Sapula, 45, opened up to Sunday World about his recurring gambling problem after some of his colleagues at Mamelodi Sundowns, where he is a youth coach, noticed a change in his behaviour and informed the newspaper.
The retired talented player, who played for Jomo Cosmos, Orlando Pirates, Mamelodi Sundowns and Turkish side Ankaragücü during his illustrious career, said he had been living in the gambling hell since 2012.
He said he drained some of his bank accounts after being introduced to the gambling world by a friend and team-mate who had initially invited him for a late lunch at Gold Reef City casino.
He claimed that he had never attempted gambling in his life before and it was the first time he had an encounter with the slot machines when his friend placed his bets.
The God, as Sapula was affectionately known to his teammates and fans during his playing days, said after standing next to his friend attentively for a few hours, he then tried his luck using a few coins given to him by the friend.
"A few months down the line, we went again and I then started using my own money. I was very eager to learn and I kept on winning.

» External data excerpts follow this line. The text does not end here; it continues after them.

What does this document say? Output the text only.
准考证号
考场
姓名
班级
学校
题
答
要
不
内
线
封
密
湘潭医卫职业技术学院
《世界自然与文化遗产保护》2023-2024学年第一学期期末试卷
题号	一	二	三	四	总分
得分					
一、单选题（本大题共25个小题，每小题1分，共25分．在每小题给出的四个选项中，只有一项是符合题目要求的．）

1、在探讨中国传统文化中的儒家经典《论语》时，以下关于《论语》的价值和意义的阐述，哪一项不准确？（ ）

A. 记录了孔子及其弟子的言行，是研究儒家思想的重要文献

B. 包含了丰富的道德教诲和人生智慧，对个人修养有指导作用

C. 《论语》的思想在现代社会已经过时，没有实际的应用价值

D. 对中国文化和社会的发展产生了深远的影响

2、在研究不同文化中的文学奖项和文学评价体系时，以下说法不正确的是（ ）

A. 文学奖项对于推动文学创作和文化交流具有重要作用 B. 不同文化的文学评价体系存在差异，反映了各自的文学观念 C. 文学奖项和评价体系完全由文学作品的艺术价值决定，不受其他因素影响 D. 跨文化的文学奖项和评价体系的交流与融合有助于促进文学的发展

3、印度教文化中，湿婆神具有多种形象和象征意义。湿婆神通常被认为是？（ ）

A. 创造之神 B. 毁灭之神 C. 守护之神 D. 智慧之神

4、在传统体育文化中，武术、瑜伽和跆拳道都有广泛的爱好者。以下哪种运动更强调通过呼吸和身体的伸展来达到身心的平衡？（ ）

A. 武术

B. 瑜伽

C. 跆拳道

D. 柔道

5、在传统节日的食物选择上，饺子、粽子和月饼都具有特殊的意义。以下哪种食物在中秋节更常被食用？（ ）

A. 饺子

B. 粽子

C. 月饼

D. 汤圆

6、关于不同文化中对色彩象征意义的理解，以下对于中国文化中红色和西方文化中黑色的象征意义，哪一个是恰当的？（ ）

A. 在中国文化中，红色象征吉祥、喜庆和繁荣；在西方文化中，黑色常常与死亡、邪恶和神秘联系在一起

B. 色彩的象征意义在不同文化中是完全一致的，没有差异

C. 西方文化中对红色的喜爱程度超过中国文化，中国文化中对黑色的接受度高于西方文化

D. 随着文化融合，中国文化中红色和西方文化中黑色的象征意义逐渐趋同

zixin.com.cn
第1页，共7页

"That's the thing with gambling, you slowly get to understand the games and always hoping to win. That's how I got hooked to the life of gambling," he said.
He said he started "stealing a few minutes to quickly place a bet", which developed into hours and sometimes half a day as he slowly started to get addicted to the habit.
The academy coach said he then started searching for other gambling games apart from the slot machines and roulette at the casinos and he went for horse racing.
A regretful Sapula said he had started digging deeper into his pockets by 2014 and drained his bank accounts of whatever money he had.
"Symptoms of this 'disease' is that you start digging deep into your savings not realising that and always hoping to come out of that evil place with more money.
"But no, you don't gain anything. When you are addicted, you just want to feed this craving, almost like a smoker craving just a puff of cigarette or whatever they smoke.
"You also start having enemies because you take money from people and don't stick to the terms or the time you were supposed to bring it back.
"I hope that all who I owe read this article and realise that I didn't ditch them on purpose, maybe they'll understand and forgive me," said Sapula.
He admitted that he continued to neglect his loved ones including family and friends, spending tenths of thousands of rand to find satisfaction from each bet he placed and borrowing money from loan sharks.
His family encouraged him to attend rehab to help him tear away from his wager addiction in 2016.
He said he successfully followed the rules and stayed away from gambling for a while until his betting mates lured him back to it and he relapsed last year.
"I need to face this demon because denial is the biggest killer. I previously reported the matter to management and HR at work. They supported me through the process but now that I have relapsed, I would like the nation to support and pray for me.
Sapula said as a youth coach at Sundowns, he has won four tournaments, including an international one held in China.
"Five of the players I have been coaching since they were 17 are in SA's under-20 World Cup squad in Poland. I want to be a good role model for them," he said.